Raising a Jewish family in Tennessee can be challenging. From the first day of Little League our kids have felt “othered;” they are often the only. They have been told they are going to hell, not been fed on class trips when there were no kosher options offered, and had to navigate missing out on events planned on major Holy Days.
Being a Jewish family in Tennessee is also wonderful. The Jewish community is filled with diversity and support. There is an intentionality not often experienced in larger communities, and a pride, strength and resiliency that grows from making a conscious decision every day to not hide who you are.
When looking at colleges, our son intentionally sought out schools with engaged Jewish populations; where he would meet other Jewish students in an english or a math class, not just at Hillel. He wanted to feel safe and wanted to experience being part of a group.

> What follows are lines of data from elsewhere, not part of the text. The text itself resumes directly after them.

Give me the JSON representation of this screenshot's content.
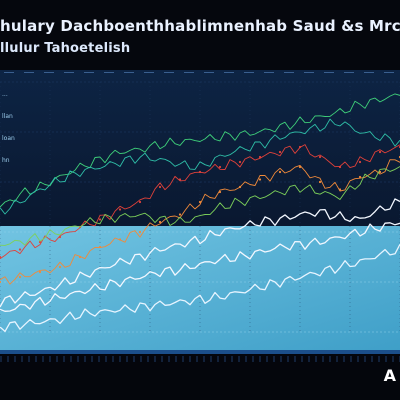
{
  "header": {
    "title": "hulary Dachboenthhablimnenhab Saud &s Mrcuinted",
    "subtitle": "llulur Tahoetelish"
  },
  "colors": {
    "background": "#05070d",
    "upper_panel": "#0b1f3d",
    "lower_panel": "#5fb4d8",
    "accent_red": "#e0413a",
    "accent_green": "#3fd07a",
    "accent_white": "#f2f7ff"
  },
  "footer": {
    "logo": "A"
  },
  "chart_data": {
    "type": "line",
    "title": "hulary Dachboenthhablimnenhab Saud &s Mrcuinted",
    "subtitle": "llulur Tahoetelish",
    "grid": true,
    "y_axis_labels": [
      "...",
      "llan",
      "loan",
      "hn"
    ],
    "ylim": [
      0,
      100
    ],
    "x": [
      0,
      5,
      10,
      15,
      20,
      25,
      30,
      35,
      40,
      45,
      50,
      55,
      60,
      65,
      70,
      75,
      80,
      85,
      90,
      95,
      100
    ],
    "series": [
      {
        "color": "#3fd07a",
        "values": [
          50,
          55,
          58,
          62,
          66,
          69,
          72,
          73,
          75,
          76,
          77,
          78,
          79,
          80,
          82,
          84,
          86,
          88,
          91,
          93,
          95
        ]
      },
      {
        "color": "#2fbfa8",
        "values": [
          48,
          52,
          57,
          61,
          64,
          66,
          68,
          70,
          69,
          67,
          66,
          70,
          73,
          75,
          78,
          80,
          82,
          84,
          80,
          78,
          76
        ]
      },
      {
        "color": "#e0413a",
        "values": [
          30,
          33,
          36,
          38,
          42,
          45,
          49,
          52,
          58,
          61,
          64,
          66,
          68,
          70,
          72,
          74,
          70,
          66,
          68,
          72,
          74
        ]
      },
      {
        "color": "#f08a3a",
        "values": [
          20,
          22,
          24,
          26,
          30,
          34,
          37,
          40,
          44,
          47,
          52,
          56,
          58,
          61,
          64,
          66,
          60,
          57,
          62,
          64,
          70
        ]
      },
      {
        "color": "#7dd15a",
        "values": [
          35,
          36,
          38,
          40,
          43,
          45,
          46,
          47,
          45,
          44,
          46,
          50,
          52,
          54,
          56,
          58,
          56,
          54,
          60,
          64,
          66
        ]
      },
      {
        "color": "#f2f7ff",
        "values": [
          12,
          14,
          16,
          19,
          22,
          25,
          28,
          30,
          33,
          35,
          37,
          40,
          42,
          44,
          45,
          47,
          48,
          46,
          45,
          49,
          52
        ]
      },
      {
        "color": "#f2f7ff",
        "values": [
          8,
          10,
          12,
          14,
          16,
          18,
          20,
          22,
          24,
          25,
          27,
          29,
          30,
          32,
          34,
          35,
          36,
          38,
          40,
          42,
          44
        ]
      },
      {
        "color": "#e6f4ff",
        "values": [
          2,
          3,
          4,
          5,
          7,
          8,
          9,
          10,
          11,
          12,
          13,
          14,
          16,
          18,
          20,
          22,
          24,
          26,
          28,
          31,
          33
        ]
      }
    ]
  }
}
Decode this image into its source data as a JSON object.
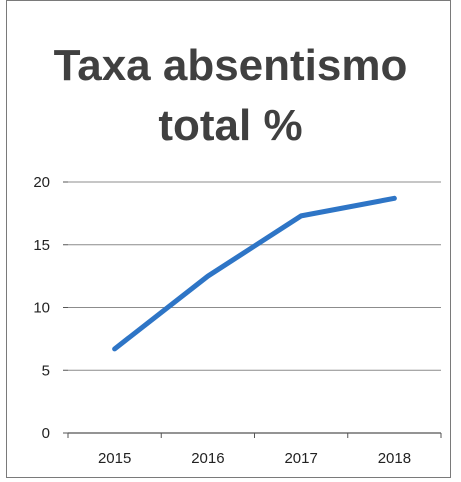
{
  "chart_data": {
    "type": "line",
    "title_lines": [
      "Taxa absentismo",
      "total %"
    ],
    "categories": [
      "2015",
      "2016",
      "2017",
      "2018"
    ],
    "series": [
      {
        "values": [
          6.7,
          12.5,
          17.3,
          18.7
        ]
      }
    ],
    "ylim": [
      0,
      20
    ],
    "yticks": [
      0,
      5,
      10,
      15,
      20
    ],
    "xlabel": "",
    "ylabel": "",
    "grid": "horizontal",
    "legend": "none",
    "line_color": "#2e75c6",
    "grid_color": "#8c8c8c"
  }
}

The recent appearance of two swastikas on the IC campus have shattered that sense of safety. Some of my son’s friends are reaching out to him to say that they are afraid to wear a necklace that identifies them as Jewish or carry a water bottle with Ithaca in Hebrew letters. He also has had conversations with peers who do not understand why it’s that big of a deal.

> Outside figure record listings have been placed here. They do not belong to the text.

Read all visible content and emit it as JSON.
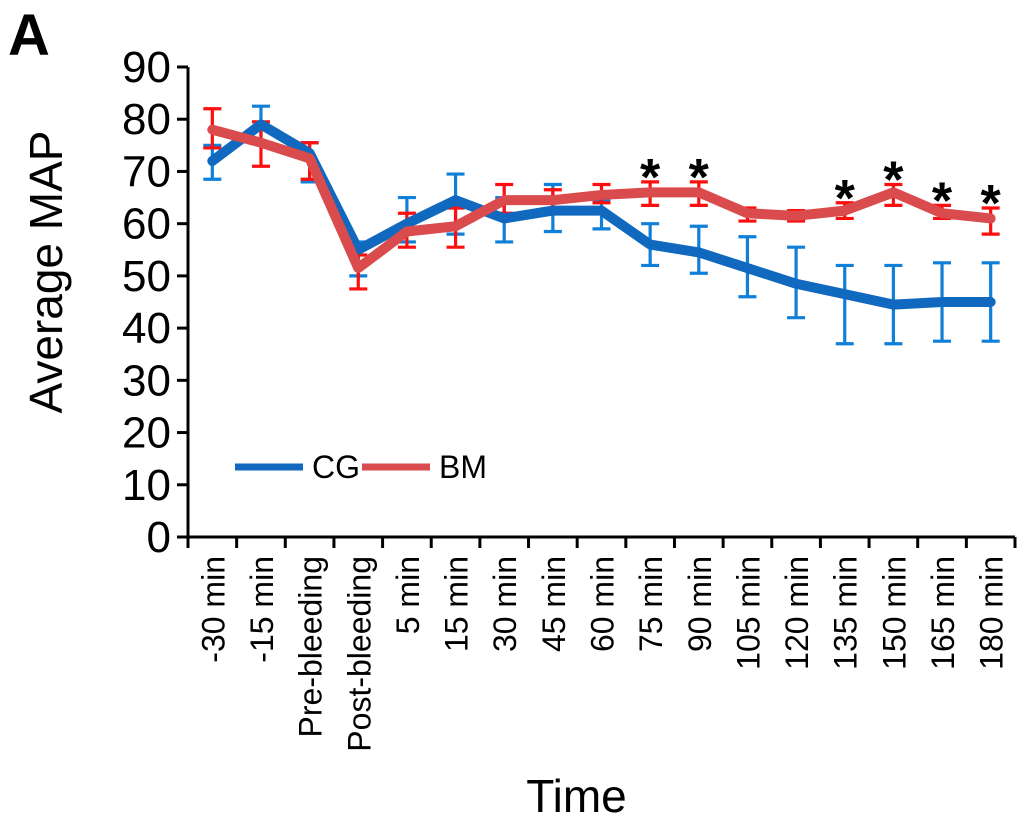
{
  "panel": {
    "label": "A"
  },
  "chart_data": {
    "type": "line",
    "title": "",
    "panel_label": "A",
    "xlabel": "Time",
    "ylabel": "Average MAP",
    "ylim": [
      0,
      90
    ],
    "ytick_step": 10,
    "ytick_labels": [
      "0",
      "10",
      "20",
      "30",
      "40",
      "50",
      "60",
      "70",
      "80",
      "90"
    ],
    "grid": false,
    "legend_position": "inside-left-lower-middle",
    "categories": [
      "-30 min",
      "-15 min",
      "Pre-bleeding",
      "Post-bleeding",
      "5 min",
      "15 min",
      "30 min",
      "45 min",
      "60 min",
      "75 min",
      "90 min",
      "105 min",
      "120 min",
      "135 min",
      "150 min",
      "165 min",
      "180 min"
    ],
    "series": [
      {
        "name": "CG",
        "color": "#1069BE",
        "error_color": "#0F7FD8",
        "values": [
          72,
          79,
          73.5,
          55,
          60,
          64.5,
          61,
          62.5,
          62.5,
          56,
          54.5,
          51.5,
          48.5,
          46.5,
          44.5,
          45,
          45
        ],
        "err_low": [
          68.5,
          75.5,
          68,
          50,
          56.5,
          58,
          56.5,
          58.5,
          59,
          52,
          50.5,
          46,
          42,
          37,
          37,
          37.5,
          37.5
        ],
        "err_high": [
          75,
          82.5,
          75.5,
          56.5,
          65,
          69.5,
          65,
          67.5,
          64.5,
          60,
          59.5,
          57.5,
          55.5,
          52,
          52,
          52.5,
          52.5
        ]
      },
      {
        "name": "BM",
        "color": "#D94B4C",
        "error_color": "#FB0F0F",
        "values": [
          78,
          75.5,
          72.5,
          51.5,
          58.5,
          59.5,
          64.5,
          64.5,
          65.5,
          66,
          66,
          62,
          61.5,
          62.5,
          66,
          62,
          61
        ],
        "err_low": [
          74.5,
          71,
          68.5,
          47.5,
          55.5,
          55.5,
          62,
          62,
          64,
          63.5,
          63.5,
          60.5,
          60.5,
          61,
          63.5,
          61,
          58
        ],
        "err_high": [
          82,
          79.5,
          75.5,
          54,
          62,
          63,
          67.5,
          66.5,
          67.5,
          68,
          68,
          63,
          62.5,
          64,
          67.5,
          63.5,
          63
        ]
      }
    ],
    "significance": {
      "symbol": "*",
      "color": "#000000",
      "on_series": "BM",
      "category_indices": [
        9,
        10,
        13,
        14,
        15,
        16
      ],
      "categories": [
        "75 min",
        "90 min",
        "135 min",
        "150 min",
        "165 min",
        "180 min"
      ]
    }
  }
}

Outside of the Bomber Bubble, conversations swirl about whether the Jewish people are a race, whether the taking of hostages at a synagogue is an antisemitic act, why we are still talking about the Holocaust when it happened “so long ago.” These conversations miss the point. Of course, there are global messages to be learned from the Holocaust. We understand that when good people stand by and do nothing, horrific consequences follow. We understand that the assignment of one group of people as “less than” (whether that be because of skin color, religion, sexual orientation, or ability) is false and harmful. AND we know that the drawing of a swastika is a specific act intended to make a specific group of people feel afraid.
This is unacceptable anywhere in society, but especially at an institution of higher education where our children can learn as much outside of the classroom as inside by meeting people from a multiplicity of backgrounds and coming to appreciate each other’s differences.

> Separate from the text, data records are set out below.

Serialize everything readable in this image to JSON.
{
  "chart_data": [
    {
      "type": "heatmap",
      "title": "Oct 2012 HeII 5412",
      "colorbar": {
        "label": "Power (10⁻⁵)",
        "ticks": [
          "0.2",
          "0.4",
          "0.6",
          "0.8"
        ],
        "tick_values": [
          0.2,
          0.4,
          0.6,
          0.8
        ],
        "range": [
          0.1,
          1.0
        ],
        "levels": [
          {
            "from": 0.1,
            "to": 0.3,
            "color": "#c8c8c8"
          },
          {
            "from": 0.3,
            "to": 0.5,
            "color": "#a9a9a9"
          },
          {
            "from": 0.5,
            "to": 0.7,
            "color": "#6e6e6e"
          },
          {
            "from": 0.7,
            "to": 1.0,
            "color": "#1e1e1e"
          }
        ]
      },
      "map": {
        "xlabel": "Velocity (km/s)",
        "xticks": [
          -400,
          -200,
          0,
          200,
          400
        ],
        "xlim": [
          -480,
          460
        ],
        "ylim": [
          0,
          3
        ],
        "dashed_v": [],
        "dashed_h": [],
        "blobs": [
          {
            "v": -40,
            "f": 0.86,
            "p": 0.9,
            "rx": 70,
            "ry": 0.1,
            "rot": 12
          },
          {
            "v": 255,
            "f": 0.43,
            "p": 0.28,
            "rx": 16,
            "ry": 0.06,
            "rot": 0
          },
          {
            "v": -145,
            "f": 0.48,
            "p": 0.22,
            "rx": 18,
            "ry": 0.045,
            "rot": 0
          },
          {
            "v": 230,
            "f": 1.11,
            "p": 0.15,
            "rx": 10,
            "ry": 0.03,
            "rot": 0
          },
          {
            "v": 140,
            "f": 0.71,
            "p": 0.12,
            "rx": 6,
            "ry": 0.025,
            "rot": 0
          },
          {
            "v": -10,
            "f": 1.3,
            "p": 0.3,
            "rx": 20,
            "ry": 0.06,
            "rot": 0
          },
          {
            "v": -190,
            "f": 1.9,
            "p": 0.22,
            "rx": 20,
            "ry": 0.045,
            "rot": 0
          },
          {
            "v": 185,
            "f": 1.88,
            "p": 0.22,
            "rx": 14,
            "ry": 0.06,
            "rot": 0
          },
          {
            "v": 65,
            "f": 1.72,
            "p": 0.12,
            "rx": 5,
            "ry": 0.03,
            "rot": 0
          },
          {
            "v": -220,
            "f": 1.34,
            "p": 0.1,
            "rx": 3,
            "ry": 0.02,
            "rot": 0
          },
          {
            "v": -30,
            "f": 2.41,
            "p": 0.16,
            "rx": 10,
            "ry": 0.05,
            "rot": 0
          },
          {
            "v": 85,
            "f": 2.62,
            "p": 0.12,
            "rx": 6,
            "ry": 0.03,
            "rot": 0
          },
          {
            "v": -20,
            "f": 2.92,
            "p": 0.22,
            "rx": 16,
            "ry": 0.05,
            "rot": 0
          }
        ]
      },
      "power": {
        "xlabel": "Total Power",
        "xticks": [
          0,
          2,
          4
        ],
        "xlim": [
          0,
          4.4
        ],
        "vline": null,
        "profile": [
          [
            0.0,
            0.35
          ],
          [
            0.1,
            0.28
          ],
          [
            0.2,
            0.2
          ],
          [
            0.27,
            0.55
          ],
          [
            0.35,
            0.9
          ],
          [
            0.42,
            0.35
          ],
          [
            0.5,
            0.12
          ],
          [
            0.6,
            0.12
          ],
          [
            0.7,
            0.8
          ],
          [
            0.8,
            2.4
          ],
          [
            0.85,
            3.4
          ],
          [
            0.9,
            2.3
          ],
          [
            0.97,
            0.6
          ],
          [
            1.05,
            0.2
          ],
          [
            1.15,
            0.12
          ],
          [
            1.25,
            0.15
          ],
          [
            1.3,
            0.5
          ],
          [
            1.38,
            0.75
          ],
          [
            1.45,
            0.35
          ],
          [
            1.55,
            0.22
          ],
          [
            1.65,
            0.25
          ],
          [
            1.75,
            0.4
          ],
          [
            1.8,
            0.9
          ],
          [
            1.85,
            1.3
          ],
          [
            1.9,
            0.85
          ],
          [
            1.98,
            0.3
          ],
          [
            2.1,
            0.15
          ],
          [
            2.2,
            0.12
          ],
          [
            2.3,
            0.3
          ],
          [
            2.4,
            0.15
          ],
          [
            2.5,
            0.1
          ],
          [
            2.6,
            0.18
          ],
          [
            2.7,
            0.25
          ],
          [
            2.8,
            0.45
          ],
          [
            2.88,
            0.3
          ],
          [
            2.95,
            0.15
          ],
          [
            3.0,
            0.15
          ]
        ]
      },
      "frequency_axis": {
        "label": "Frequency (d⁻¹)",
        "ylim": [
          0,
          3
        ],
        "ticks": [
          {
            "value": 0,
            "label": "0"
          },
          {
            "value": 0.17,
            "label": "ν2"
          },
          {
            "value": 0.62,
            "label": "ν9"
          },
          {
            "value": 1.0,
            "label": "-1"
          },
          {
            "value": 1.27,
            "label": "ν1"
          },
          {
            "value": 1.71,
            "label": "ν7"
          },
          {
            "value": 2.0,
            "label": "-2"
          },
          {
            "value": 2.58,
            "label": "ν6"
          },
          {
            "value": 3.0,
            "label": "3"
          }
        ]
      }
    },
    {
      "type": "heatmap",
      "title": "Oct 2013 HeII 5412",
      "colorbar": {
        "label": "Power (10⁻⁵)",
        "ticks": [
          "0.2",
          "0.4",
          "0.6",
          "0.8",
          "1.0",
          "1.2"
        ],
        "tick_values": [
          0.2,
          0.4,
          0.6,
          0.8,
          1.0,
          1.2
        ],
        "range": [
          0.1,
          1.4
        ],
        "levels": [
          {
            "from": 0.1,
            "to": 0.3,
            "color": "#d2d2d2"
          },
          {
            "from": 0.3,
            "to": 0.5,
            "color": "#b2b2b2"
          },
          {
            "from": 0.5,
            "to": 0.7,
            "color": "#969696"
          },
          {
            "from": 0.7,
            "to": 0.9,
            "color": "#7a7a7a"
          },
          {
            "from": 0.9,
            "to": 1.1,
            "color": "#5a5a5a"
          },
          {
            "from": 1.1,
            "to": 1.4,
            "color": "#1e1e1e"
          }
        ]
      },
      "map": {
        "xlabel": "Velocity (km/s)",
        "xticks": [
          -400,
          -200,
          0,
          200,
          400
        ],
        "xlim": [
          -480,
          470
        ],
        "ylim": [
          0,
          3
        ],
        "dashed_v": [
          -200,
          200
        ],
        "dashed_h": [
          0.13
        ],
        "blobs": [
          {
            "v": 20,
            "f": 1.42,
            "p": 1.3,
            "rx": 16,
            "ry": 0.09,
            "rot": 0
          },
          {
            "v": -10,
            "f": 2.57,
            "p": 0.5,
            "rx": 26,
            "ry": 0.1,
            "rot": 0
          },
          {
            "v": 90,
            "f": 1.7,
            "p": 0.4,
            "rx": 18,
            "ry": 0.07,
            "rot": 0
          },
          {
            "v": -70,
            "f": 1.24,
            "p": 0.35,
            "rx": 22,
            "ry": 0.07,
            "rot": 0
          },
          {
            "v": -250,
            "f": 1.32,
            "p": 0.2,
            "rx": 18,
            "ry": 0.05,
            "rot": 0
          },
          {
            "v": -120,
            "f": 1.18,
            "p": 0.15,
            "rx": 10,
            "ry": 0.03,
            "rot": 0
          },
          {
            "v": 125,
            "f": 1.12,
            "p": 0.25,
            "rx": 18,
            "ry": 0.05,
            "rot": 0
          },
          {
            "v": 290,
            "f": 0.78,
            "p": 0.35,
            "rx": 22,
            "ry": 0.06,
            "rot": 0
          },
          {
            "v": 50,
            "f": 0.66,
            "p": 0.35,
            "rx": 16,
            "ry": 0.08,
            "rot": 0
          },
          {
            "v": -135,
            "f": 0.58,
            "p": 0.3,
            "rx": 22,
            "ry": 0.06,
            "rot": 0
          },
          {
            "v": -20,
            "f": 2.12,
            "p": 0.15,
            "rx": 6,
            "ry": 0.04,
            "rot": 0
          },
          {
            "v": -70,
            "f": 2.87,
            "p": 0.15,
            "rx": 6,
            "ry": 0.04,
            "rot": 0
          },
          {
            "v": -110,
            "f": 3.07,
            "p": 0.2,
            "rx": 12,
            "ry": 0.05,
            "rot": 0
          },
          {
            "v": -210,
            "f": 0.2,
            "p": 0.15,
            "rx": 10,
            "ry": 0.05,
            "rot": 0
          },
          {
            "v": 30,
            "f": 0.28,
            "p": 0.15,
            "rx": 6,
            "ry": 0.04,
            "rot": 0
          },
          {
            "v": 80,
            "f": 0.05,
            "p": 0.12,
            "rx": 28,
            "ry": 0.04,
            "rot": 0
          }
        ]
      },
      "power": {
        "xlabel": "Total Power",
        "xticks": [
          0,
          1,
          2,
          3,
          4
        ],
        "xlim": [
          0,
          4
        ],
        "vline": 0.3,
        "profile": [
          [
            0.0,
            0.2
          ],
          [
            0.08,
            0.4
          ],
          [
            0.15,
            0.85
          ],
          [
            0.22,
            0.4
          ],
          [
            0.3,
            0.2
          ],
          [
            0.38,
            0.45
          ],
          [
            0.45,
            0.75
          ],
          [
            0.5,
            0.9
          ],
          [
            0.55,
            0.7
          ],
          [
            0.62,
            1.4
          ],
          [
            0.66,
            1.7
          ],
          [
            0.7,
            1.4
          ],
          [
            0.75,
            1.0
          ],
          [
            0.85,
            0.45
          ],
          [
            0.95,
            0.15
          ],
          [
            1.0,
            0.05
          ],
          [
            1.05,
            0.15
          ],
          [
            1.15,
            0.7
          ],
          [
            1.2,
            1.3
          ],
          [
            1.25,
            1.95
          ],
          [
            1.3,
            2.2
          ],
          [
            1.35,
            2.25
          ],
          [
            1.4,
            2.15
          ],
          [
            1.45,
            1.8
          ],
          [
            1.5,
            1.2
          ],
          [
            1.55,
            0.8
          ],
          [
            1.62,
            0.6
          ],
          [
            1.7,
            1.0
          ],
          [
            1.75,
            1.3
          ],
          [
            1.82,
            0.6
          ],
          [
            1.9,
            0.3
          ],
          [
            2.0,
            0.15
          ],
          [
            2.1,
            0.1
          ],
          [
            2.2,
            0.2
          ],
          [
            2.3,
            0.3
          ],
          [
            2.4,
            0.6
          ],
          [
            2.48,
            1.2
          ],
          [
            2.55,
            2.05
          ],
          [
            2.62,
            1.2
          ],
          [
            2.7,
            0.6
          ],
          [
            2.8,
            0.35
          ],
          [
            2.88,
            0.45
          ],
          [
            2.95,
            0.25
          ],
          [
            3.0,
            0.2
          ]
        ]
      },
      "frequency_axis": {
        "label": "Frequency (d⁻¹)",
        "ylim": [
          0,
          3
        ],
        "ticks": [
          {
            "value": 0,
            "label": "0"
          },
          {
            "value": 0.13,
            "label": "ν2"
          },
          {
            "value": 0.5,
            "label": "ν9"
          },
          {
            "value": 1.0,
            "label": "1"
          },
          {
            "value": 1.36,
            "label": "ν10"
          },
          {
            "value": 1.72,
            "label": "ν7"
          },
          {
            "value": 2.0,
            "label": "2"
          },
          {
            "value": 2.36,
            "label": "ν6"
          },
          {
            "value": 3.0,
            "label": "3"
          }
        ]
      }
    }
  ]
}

A college campus must not become a campus of hatred and fear. It must not be a place where some of our children feel “othered.” Ithaca College must be a campus where students treat each other with respect, where they are encouraged to step outside of their comfort zones and learn from one another.
Change doesn’t happen in a vacuum. I encourage you to discuss this issue with your student; to challenge them to interact with students from different backgrounds in a meaningful way; to develop empathy as a tool that will help them move through the world successfully long after their time at Ithaca. We must find a united path forward. One in which we are all willing to take risks and be upstanders when we see harmful behaviors. We must do our part to ensure that Ithaca College is a place where students can live and learn without fear and without bias towards each other.